For reasons of good budgeting and accountability, California's local governments should have the ability to raise their own taxes. The principle should be clear: a local government that makes a spending decision on the program should have to set the tax that pays for the program. Then, those local officials must defend their tax and spending decision to voters.

Of course, California government is so centralized that local governments have little taxing authority. They are spenders, and they have spent big, particularly on salaries and benefits for law enforcement.

The depths of California's problems in this area are exposed whenever someone proposes to give localities more power to tax locally. Witness the opposition to Gov. Jerry Brown's proposal to eliminate redevelopment agencies -- which includes a new constitutional power for local voters, by a 55-percent supermajority to raise taxes for economic development. The locals object to getting this new power because it comes with responsibility and accountability. They'd rather just keep being spenders, and enjoying the free ride and political power of redevelopment agencies.

Mark Leno, a state senator from San Francisco, recently proposed to give locals the power to raise the vehicle license fee, or car tax, for local programs. This sounds like a good idea, but the fine print shows it doesn't go far enough. The car tax, under Leno's proposal, couldn't be raised locally by local governments themselves. It would require a two-thirds vote by the voters in the local community as well -- a high hurdle that allows a determined minority to frustrate the will of the majority. A car tax hike would also require a two-thirds vote of the local government.
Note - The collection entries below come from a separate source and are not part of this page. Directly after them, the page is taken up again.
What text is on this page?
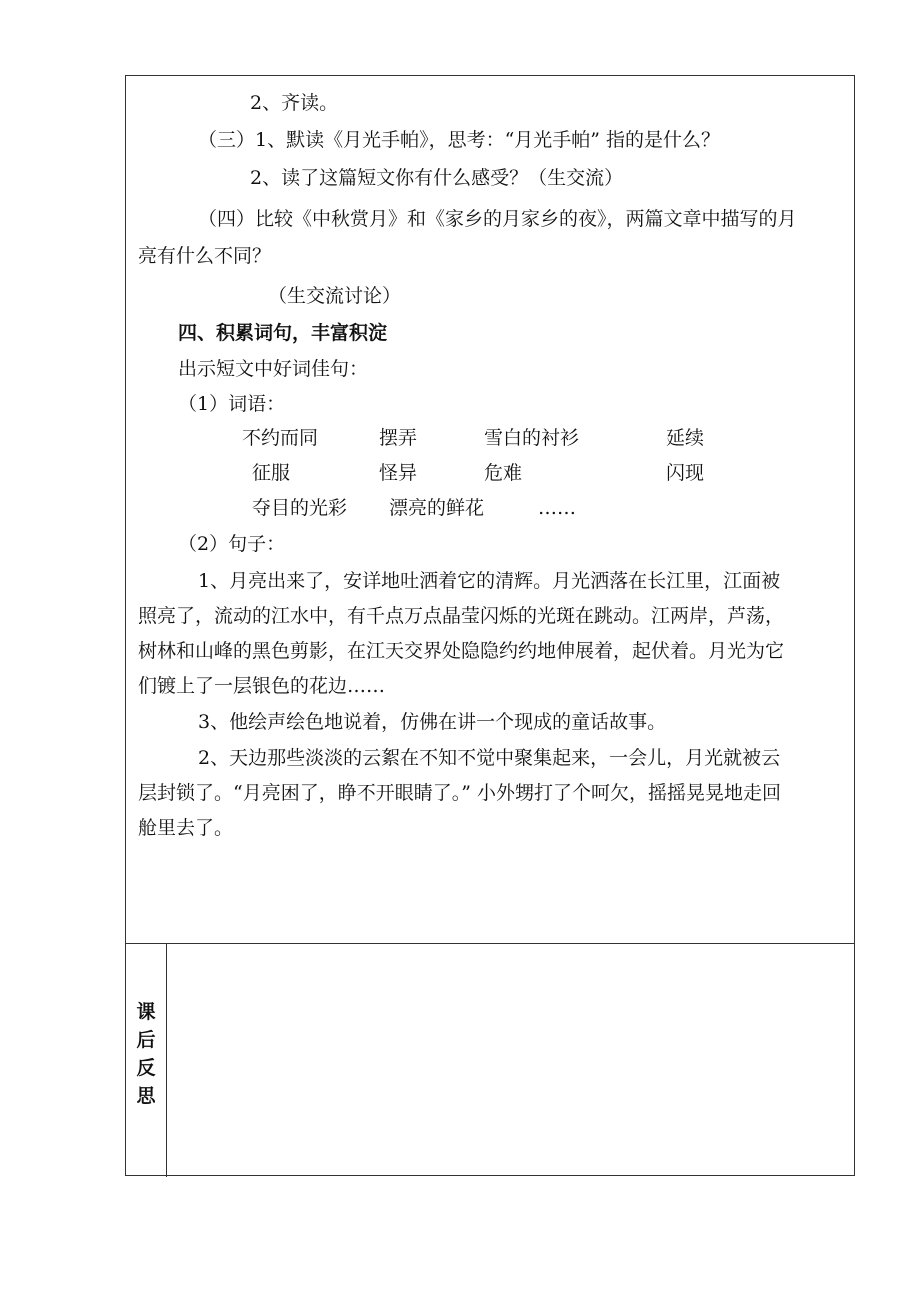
2、齐读。
（三）1、默读《月光手帕》，思考：“月光手帕” 指的是什么？
2、读了这篇短文你有什么感受？（生交流）
（四）比较《中秋赏月》和《家乡的月家乡的夜》，两篇文章中描写的月
亮有什么不同？
（生交流讨论）
四、积累词句，丰富积淀
出示短文中好词佳句：
（1）词语：
不约而同	摆弄	雪白的衬衫	延续
征服	怪异	危难	闪现
夺目的光彩 漂亮的鲜花	……
（2）句子：
1、月亮出来了，安详地吐洒着它的清辉。月光洒落在长江里，江面被
照亮了，流动的江水中，有千点万点晶莹闪烁的光斑在跳动。江两岸，芦荡，
树林和山峰的黑色剪影，在江天交界处隐隐约约地伸展着，起伏着。月光为它
们镀上了一层银色的花边……
3、他绘声绘色地说着，仿佛在讲一个现成的童话故事。
2、天边那些淡淡的云絮在不知不觉中聚集起来，一会儿，月光就被云
层封锁了。“月亮困了，睁不开眼睛了。” 小外甥打了个呵欠，摇摇晃晃地走回
舱里去了。
课
后
反
思
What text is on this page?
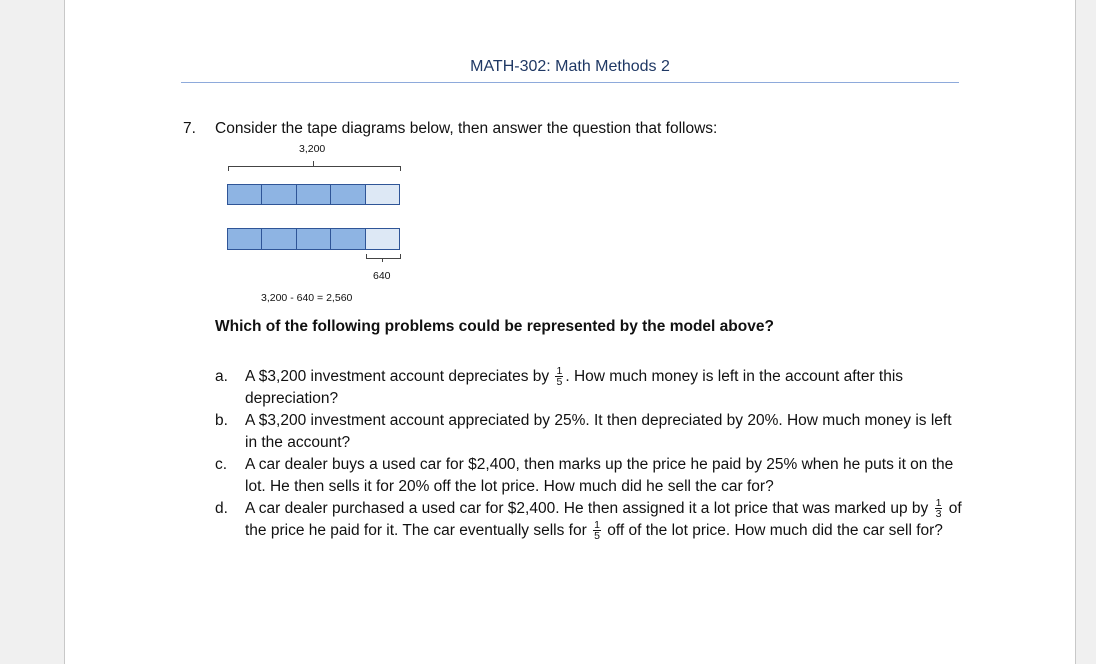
MATH-302: Math Methods 2
7. Consider the tape diagrams below, then answer the question that follows:
3,200
640
3,200 - 640 = 2,560
Which of the following problems could be represented by the model above?
a.	A $3,200 investment account depreciates by $\frac{1}{5}$ . How much money is left in the account after this depreciation?
b.	A $3,200 investment account appreciated by 25%. It then depreciated by 20%. How much money is left in the account?
c.	A car dealer buys a used car for $2,400, then marks up the price he paid by 25% when he puts it on the lot. He then sells it for 20% off the lot price. How much did he sell the car for?
d.	A car dealer purchased a used car for $2,400. He then assigned it a lot price that was marked up by $\frac{1}{3}$ of the price he paid for it. The car eventually sells for $\frac{1}{5}$ off of the lot price. How much did the car sell for?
Those are the very same barriers to local taxation that have centralized power in Sacramento -- and turned local governments into spenders. Leno has obvious political reasons for keeping those barriers in place -- they are part of the holy Prop 13 system that centralized power. But Leno's failure to challenge that status quo, while understandable, exposes just how government power has been centralized in the name of "people power" and how local government spending has grown in the name of small government.